Over the years we have compared ideas and strategies with many other large college communities. After some “false starts,” we settled on an ordinance with which the Santa Barbara County Sheriff’s Office was having success in Isla Vista, where most UC Santa Barbara students reside. We made minor changes and introduced the ordinance in July.

“Disorderly events” are defined as those events where three or more of a listed set of misdemeanor crimes have occurred, or one felony crime has occurred. After input from members of the Chico community, the prohibitions on slam dancing and crowd diving that appear in Santa Barbara’s ordinance were removed.

Chico’s ordinance would make it an infraction violation for any person at an event where crimes are occurring who does not follow the directions of police to leave the area. This is a lower-level enforcement than the existing misdemeanor “unlawful-assembly” state laws now used (Calif. Penal Code 407, 408, 409).

Our goal is to be able to compel attendees of unsafe events, where crimes are occurring, to leave the area without having to raise our enforcement to the misdemeanor level. Raising enforcement to that level can result in criminal arrests and cause the formation of a “mob” mentality, which we try to avoid. Using our usual “low-key” approach to gain voluntary compliance with the ordinance is our goal.

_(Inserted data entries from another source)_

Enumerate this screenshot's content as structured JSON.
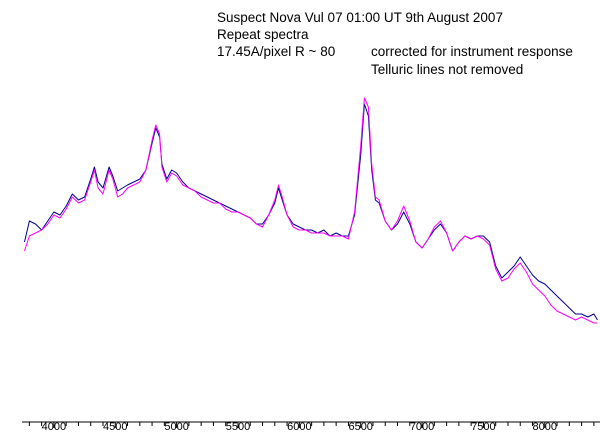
{
  "chart_data": {
    "type": "line",
    "annotations": {
      "line1": "Suspect Nova Vul 07    01:00 UT 9th August 2007",
      "line2": "Repeat spectra",
      "line3": "17.45A/pixel  R ~ 80",
      "line4": "corrected for instrument response",
      "line5": "Telluric lines not removed"
    },
    "xlim": [
      3740,
      8450
    ],
    "ylim": [
      0,
      1
    ],
    "x_ticks": [
      4000,
      4500,
      5000,
      5500,
      6000,
      6500,
      7000,
      7500,
      8000
    ],
    "x_tick_labels": [
      "4000",
      "4500",
      "5000",
      "5500",
      "6000",
      "6500",
      "7000",
      "7500",
      "8000"
    ],
    "grid": false,
    "series": [
      {
        "color": "#00008b",
        "points": [
          [
            3760,
            0.46
          ],
          [
            3800,
            0.53
          ],
          [
            3850,
            0.52
          ],
          [
            3900,
            0.5
          ],
          [
            3950,
            0.53
          ],
          [
            4000,
            0.56
          ],
          [
            4050,
            0.55
          ],
          [
            4100,
            0.58
          ],
          [
            4150,
            0.62
          ],
          [
            4200,
            0.6
          ],
          [
            4250,
            0.61
          ],
          [
            4300,
            0.67
          ],
          [
            4330,
            0.71
          ],
          [
            4360,
            0.66
          ],
          [
            4400,
            0.64
          ],
          [
            4450,
            0.71
          ],
          [
            4480,
            0.68
          ],
          [
            4520,
            0.63
          ],
          [
            4560,
            0.64
          ],
          [
            4600,
            0.65
          ],
          [
            4650,
            0.66
          ],
          [
            4700,
            0.67
          ],
          [
            4750,
            0.7
          ],
          [
            4800,
            0.79
          ],
          [
            4830,
            0.84
          ],
          [
            4861,
            0.81
          ],
          [
            4880,
            0.72
          ],
          [
            4920,
            0.67
          ],
          [
            4960,
            0.7
          ],
          [
            5000,
            0.69
          ],
          [
            5050,
            0.66
          ],
          [
            5100,
            0.64
          ],
          [
            5150,
            0.63
          ],
          [
            5200,
            0.62
          ],
          [
            5250,
            0.61
          ],
          [
            5300,
            0.6
          ],
          [
            5350,
            0.59
          ],
          [
            5400,
            0.58
          ],
          [
            5450,
            0.57
          ],
          [
            5500,
            0.56
          ],
          [
            5550,
            0.55
          ],
          [
            5600,
            0.54
          ],
          [
            5650,
            0.52
          ],
          [
            5700,
            0.52
          ],
          [
            5750,
            0.55
          ],
          [
            5800,
            0.59
          ],
          [
            5830,
            0.64
          ],
          [
            5860,
            0.6
          ],
          [
            5900,
            0.55
          ],
          [
            5950,
            0.52
          ],
          [
            6000,
            0.51
          ],
          [
            6050,
            0.5
          ],
          [
            6100,
            0.5
          ],
          [
            6150,
            0.49
          ],
          [
            6200,
            0.5
          ],
          [
            6250,
            0.48
          ],
          [
            6300,
            0.49
          ],
          [
            6350,
            0.48
          ],
          [
            6400,
            0.48
          ],
          [
            6450,
            0.55
          ],
          [
            6500,
            0.75
          ],
          [
            6530,
            0.92
          ],
          [
            6563,
            0.88
          ],
          [
            6590,
            0.7
          ],
          [
            6620,
            0.6
          ],
          [
            6650,
            0.59
          ],
          [
            6700,
            0.53
          ],
          [
            6750,
            0.5
          ],
          [
            6800,
            0.52
          ],
          [
            6850,
            0.56
          ],
          [
            6900,
            0.52
          ],
          [
            6950,
            0.46
          ],
          [
            7000,
            0.44
          ],
          [
            7050,
            0.47
          ],
          [
            7100,
            0.5
          ],
          [
            7150,
            0.52
          ],
          [
            7200,
            0.49
          ],
          [
            7250,
            0.43
          ],
          [
            7300,
            0.46
          ],
          [
            7350,
            0.48
          ],
          [
            7400,
            0.47
          ],
          [
            7450,
            0.48
          ],
          [
            7500,
            0.48
          ],
          [
            7550,
            0.46
          ],
          [
            7600,
            0.38
          ],
          [
            7650,
            0.34
          ],
          [
            7700,
            0.36
          ],
          [
            7750,
            0.38
          ],
          [
            7800,
            0.41
          ],
          [
            7850,
            0.38
          ],
          [
            7900,
            0.35
          ],
          [
            7950,
            0.33
          ],
          [
            8000,
            0.32
          ],
          [
            8050,
            0.3
          ],
          [
            8100,
            0.28
          ],
          [
            8150,
            0.26
          ],
          [
            8200,
            0.24
          ],
          [
            8250,
            0.22
          ],
          [
            8300,
            0.22
          ],
          [
            8350,
            0.21
          ],
          [
            8400,
            0.22
          ],
          [
            8430,
            0.2
          ]
        ]
      },
      {
        "color": "#ff00ff",
        "points": [
          [
            3760,
            0.43
          ],
          [
            3800,
            0.48
          ],
          [
            3850,
            0.49
          ],
          [
            3900,
            0.5
          ],
          [
            3950,
            0.52
          ],
          [
            4000,
            0.55
          ],
          [
            4050,
            0.54
          ],
          [
            4100,
            0.57
          ],
          [
            4150,
            0.61
          ],
          [
            4200,
            0.59
          ],
          [
            4250,
            0.6
          ],
          [
            4300,
            0.66
          ],
          [
            4330,
            0.7
          ],
          [
            4360,
            0.64
          ],
          [
            4400,
            0.62
          ],
          [
            4450,
            0.7
          ],
          [
            4480,
            0.67
          ],
          [
            4520,
            0.61
          ],
          [
            4560,
            0.62
          ],
          [
            4600,
            0.64
          ],
          [
            4650,
            0.65
          ],
          [
            4700,
            0.66
          ],
          [
            4750,
            0.7
          ],
          [
            4800,
            0.8
          ],
          [
            4830,
            0.85
          ],
          [
            4861,
            0.82
          ],
          [
            4880,
            0.71
          ],
          [
            4920,
            0.66
          ],
          [
            4960,
            0.69
          ],
          [
            5000,
            0.68
          ],
          [
            5050,
            0.65
          ],
          [
            5100,
            0.64
          ],
          [
            5150,
            0.63
          ],
          [
            5200,
            0.61
          ],
          [
            5250,
            0.6
          ],
          [
            5300,
            0.59
          ],
          [
            5350,
            0.59
          ],
          [
            5400,
            0.57
          ],
          [
            5450,
            0.56
          ],
          [
            5500,
            0.56
          ],
          [
            5550,
            0.55
          ],
          [
            5600,
            0.54
          ],
          [
            5650,
            0.52
          ],
          [
            5700,
            0.51
          ],
          [
            5750,
            0.55
          ],
          [
            5800,
            0.6
          ],
          [
            5830,
            0.65
          ],
          [
            5860,
            0.61
          ],
          [
            5900,
            0.55
          ],
          [
            5950,
            0.51
          ],
          [
            6000,
            0.5
          ],
          [
            6050,
            0.5
          ],
          [
            6100,
            0.49
          ],
          [
            6150,
            0.49
          ],
          [
            6200,
            0.49
          ],
          [
            6250,
            0.48
          ],
          [
            6300,
            0.48
          ],
          [
            6350,
            0.48
          ],
          [
            6400,
            0.47
          ],
          [
            6450,
            0.56
          ],
          [
            6500,
            0.78
          ],
          [
            6530,
            0.94
          ],
          [
            6563,
            0.91
          ],
          [
            6590,
            0.72
          ],
          [
            6620,
            0.61
          ],
          [
            6650,
            0.6
          ],
          [
            6700,
            0.53
          ],
          [
            6750,
            0.5
          ],
          [
            6800,
            0.53
          ],
          [
            6850,
            0.58
          ],
          [
            6900,
            0.53
          ],
          [
            6950,
            0.46
          ],
          [
            7000,
            0.44
          ],
          [
            7050,
            0.47
          ],
          [
            7100,
            0.51
          ],
          [
            7150,
            0.53
          ],
          [
            7200,
            0.49
          ],
          [
            7250,
            0.43
          ],
          [
            7300,
            0.46
          ],
          [
            7350,
            0.48
          ],
          [
            7400,
            0.47
          ],
          [
            7450,
            0.48
          ],
          [
            7500,
            0.47
          ],
          [
            7550,
            0.45
          ],
          [
            7600,
            0.37
          ],
          [
            7650,
            0.33
          ],
          [
            7700,
            0.34
          ],
          [
            7750,
            0.37
          ],
          [
            7800,
            0.39
          ],
          [
            7850,
            0.36
          ],
          [
            7900,
            0.32
          ],
          [
            7950,
            0.3
          ],
          [
            8000,
            0.28
          ],
          [
            8050,
            0.25
          ],
          [
            8100,
            0.23
          ],
          [
            8150,
            0.22
          ],
          [
            8200,
            0.21
          ],
          [
            8250,
            0.2
          ],
          [
            8300,
            0.21
          ],
          [
            8350,
            0.2
          ],
          [
            8400,
            0.19
          ],
          [
            8430,
            0.19
          ]
        ]
      }
    ]
  }
}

The ordinance will set a clear community standard that criminal activity will not be tolerated. The ordinance will also set up a significant amount of peer pressure among attendees to keep their friends safe and lawful.

Just as we already use our discretion to determine when to enforce state laws, we ask citizens to trust us to exercise that same discretion when enforcing this municipal code.

If a citizen feels that she or he has been improperly issued a citation, the court process will decide if it is an error. If a person is not issued a citation but feels we should not have shut down the party, then we have an easily accessible citizen complaint process that they can utilize.

On behalf of my agency, I thank you for your support.